True Story

Ware für Katalonien – deutsches (DDR) Drama, Kriminalfilm aus dem Jahr 1959.

Ware für Katalonien

Der Kriminalfilm der DEFA beruht auf wahren Ereignissen und ist an die Geschichte des deutschen Unternehmers Hasso Schützendorf (1924-2003) angelehnt. Das Innenministerium der DDR beauftragte Ende 1958 den Regisseur Richard Groschopp (1906-1996) mit der Verfilmung dieser Geschichte und man orientiert sich dabei an realen Vorgängen.

Der Unternehmer war Kopf eines Schmugglerrings in den 1950er Jahren. Hasso Schützendorf wurde am 3. November 1924 in Düsseldorf geboren. Als jungen Mann zog es ihn nach Hamburg. Mit 16 Jahren kam es zu einem Konflikt mit der Gestapo, da seine Leidenschaft der Jazzmusik galt, diese man in jener Zeit als kulturelle Schande bezeichnete. Er wurde verhört und in einem Schnellverfahren verurteilt. Mit einem Strafbataillon schickte man ihn an die Ostfront. Er beging Fahnenflucht und ihm war es gelungen sich vier Todesurteilen zu entziehen.

Im Frühjahr 1945 ist Hasso Schützendorf zurück in Hamburg und sammelte hier gleichzeitig erste Erfahrungen mit dem Schwarzhandel.
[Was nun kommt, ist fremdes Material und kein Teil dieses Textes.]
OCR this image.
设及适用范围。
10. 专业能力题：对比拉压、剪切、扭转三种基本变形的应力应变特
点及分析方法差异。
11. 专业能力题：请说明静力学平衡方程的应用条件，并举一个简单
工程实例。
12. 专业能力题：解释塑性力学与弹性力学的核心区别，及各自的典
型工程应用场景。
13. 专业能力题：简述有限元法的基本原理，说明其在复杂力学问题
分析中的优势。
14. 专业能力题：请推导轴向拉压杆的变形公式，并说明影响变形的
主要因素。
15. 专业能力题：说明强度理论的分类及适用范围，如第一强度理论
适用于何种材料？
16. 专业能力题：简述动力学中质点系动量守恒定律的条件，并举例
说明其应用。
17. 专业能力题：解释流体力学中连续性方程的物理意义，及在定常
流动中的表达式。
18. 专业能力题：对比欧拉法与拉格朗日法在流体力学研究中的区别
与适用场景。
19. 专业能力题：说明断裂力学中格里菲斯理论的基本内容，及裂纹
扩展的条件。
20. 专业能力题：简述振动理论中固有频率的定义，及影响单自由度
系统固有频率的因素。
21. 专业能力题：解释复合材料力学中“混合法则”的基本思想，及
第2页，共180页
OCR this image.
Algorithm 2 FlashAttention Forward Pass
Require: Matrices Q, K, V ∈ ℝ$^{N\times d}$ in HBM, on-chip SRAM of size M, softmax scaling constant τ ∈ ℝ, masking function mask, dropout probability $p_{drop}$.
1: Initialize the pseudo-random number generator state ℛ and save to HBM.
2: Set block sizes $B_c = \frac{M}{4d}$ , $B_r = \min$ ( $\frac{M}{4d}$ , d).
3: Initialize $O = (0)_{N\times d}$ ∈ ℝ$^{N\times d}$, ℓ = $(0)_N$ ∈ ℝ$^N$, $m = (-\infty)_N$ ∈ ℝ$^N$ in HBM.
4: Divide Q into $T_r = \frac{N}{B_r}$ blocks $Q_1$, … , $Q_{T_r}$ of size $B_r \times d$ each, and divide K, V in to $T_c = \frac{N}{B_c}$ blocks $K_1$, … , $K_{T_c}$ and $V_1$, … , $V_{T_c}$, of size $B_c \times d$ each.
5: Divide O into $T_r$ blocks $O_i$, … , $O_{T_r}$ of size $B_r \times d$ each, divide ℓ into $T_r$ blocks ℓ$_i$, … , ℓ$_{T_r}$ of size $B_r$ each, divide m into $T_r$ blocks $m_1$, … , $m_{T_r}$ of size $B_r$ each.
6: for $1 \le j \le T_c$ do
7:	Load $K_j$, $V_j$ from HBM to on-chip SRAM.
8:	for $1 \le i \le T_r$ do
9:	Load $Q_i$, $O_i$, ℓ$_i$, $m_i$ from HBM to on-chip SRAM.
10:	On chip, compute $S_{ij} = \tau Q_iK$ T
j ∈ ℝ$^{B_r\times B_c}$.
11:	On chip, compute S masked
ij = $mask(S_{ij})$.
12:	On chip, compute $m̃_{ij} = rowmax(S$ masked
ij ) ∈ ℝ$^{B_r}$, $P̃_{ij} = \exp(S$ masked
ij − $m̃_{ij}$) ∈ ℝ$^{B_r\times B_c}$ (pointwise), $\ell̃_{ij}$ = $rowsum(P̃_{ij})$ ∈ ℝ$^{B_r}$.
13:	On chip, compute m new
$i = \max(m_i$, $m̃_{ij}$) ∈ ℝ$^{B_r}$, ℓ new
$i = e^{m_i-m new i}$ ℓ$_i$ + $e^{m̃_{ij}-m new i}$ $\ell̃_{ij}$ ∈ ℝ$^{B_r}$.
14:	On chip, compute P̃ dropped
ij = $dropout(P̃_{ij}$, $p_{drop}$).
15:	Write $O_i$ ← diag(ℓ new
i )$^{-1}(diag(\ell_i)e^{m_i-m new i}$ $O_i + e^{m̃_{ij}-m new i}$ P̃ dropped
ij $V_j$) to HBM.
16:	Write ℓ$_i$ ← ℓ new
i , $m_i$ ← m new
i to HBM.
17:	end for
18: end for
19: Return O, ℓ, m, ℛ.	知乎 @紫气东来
Dafür verbüßte er eine eineinhalbjährige Haftstrafe in Ostdeutschland. Seinen Lebensunterhalt bestritt er ausschließlich mit dem Schwarzhandel und der Hehlerei.

Hasso Schützendorf und seine Mithelfer verschoben so in den Jahren 1950 bis 1954 zahlreiche Büromaschinen von Ost nach West. Dieser Fall beschäftigte die Politik beider Staaten. Er organisierte einen Schmuggel von Kaffee aus der Schweiz in Richtung der DDR, wodurch auch sein Handel mit Büromaschinen aufgeflogen war. Ein westdeutsches Gericht verurteilte ihn zu zwölf Monaten Haft.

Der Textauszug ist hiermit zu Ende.